Am Prozess, der auf vier Tage angesetzt ist, müssen sich auch die beiden Kollegen von Jeton G. verantworten. Jener Freund, der Jeton G. den Revolver gab, muss sich unter anderem wegen Gehilfenschaft zur mehrfachen vorsätzlichen Tötung verantworten. Der andere Kollege soll sich unter anderem wegen der mehrfachen Körperverletzung schuldig gemacht haben.

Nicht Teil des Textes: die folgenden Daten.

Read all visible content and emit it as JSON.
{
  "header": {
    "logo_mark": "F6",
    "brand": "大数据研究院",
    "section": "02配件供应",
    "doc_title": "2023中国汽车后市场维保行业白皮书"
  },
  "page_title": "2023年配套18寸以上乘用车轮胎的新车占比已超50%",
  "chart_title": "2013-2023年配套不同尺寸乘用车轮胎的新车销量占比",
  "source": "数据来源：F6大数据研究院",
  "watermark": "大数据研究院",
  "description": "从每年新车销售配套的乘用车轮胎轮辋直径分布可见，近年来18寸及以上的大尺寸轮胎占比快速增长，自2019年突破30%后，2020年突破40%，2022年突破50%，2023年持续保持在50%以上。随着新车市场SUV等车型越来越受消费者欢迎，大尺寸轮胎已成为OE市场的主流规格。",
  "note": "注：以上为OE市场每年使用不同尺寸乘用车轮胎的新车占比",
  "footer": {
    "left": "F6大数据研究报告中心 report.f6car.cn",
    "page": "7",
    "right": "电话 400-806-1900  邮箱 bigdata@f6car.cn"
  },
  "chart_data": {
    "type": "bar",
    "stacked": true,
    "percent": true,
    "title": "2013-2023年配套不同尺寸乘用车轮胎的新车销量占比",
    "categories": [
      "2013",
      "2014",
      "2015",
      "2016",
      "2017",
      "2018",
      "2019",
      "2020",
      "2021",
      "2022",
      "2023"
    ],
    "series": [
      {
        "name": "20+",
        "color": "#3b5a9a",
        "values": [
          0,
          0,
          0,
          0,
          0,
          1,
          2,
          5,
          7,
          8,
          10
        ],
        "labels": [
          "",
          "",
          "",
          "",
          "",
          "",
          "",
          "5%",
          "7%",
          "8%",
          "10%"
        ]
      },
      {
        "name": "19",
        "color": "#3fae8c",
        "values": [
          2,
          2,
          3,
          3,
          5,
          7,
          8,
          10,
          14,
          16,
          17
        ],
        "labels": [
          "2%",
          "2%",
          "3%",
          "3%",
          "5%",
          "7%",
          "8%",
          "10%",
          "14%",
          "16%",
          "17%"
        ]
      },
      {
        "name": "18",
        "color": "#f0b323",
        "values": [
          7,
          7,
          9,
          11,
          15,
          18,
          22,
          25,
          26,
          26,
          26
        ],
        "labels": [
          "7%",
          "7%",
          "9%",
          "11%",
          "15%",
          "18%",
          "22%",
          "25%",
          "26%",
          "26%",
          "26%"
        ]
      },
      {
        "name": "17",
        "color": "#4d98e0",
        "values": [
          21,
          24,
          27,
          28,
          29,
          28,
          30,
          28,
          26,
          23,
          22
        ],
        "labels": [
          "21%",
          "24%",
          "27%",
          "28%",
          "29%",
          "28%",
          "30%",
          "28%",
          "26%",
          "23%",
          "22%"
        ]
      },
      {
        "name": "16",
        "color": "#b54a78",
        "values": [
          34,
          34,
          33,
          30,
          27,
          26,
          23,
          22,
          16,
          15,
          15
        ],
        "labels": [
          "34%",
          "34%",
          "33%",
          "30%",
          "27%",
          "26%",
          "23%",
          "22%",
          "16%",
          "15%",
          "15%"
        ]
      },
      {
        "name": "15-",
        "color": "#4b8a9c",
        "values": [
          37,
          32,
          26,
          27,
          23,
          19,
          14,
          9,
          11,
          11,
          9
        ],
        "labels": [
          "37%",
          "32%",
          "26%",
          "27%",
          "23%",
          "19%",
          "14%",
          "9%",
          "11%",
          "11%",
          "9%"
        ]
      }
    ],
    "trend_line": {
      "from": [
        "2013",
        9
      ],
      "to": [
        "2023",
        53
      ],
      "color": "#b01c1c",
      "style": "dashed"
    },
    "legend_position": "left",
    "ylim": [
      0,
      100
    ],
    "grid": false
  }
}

Die Anträge der Verteidiger und der Staatsanwaltschaft werden erst an der Verhandlung bekannt gegeben.

Sozialhilfe erhalten

Der Fall Jeton G. machte 2015 schweizweit Schlagzeilen. Nicht zuletzt, weil G. der Polizei und Jugendanwaltschaft als Intensivtäter bekannt war. Als Minderjähriger soll er wiederholt vor dem Jugendgericht gestanden haben – wegen Raubes, Diebstahls und Drohungen.

Für Diskussionen sorgte der Fall auch, weil Jeton G. trotz seines langen Strafregisters Sozialhilfe bezog. Der mutmassliche Todesschütze von Zürich-Affoltern besass einen Jaguar, baute illegal Hanf an und hatte für sich und seine Familie in den sechs Jahren vor der Tat insgesamt 200'000 Franken Sozialhilfe erhalten.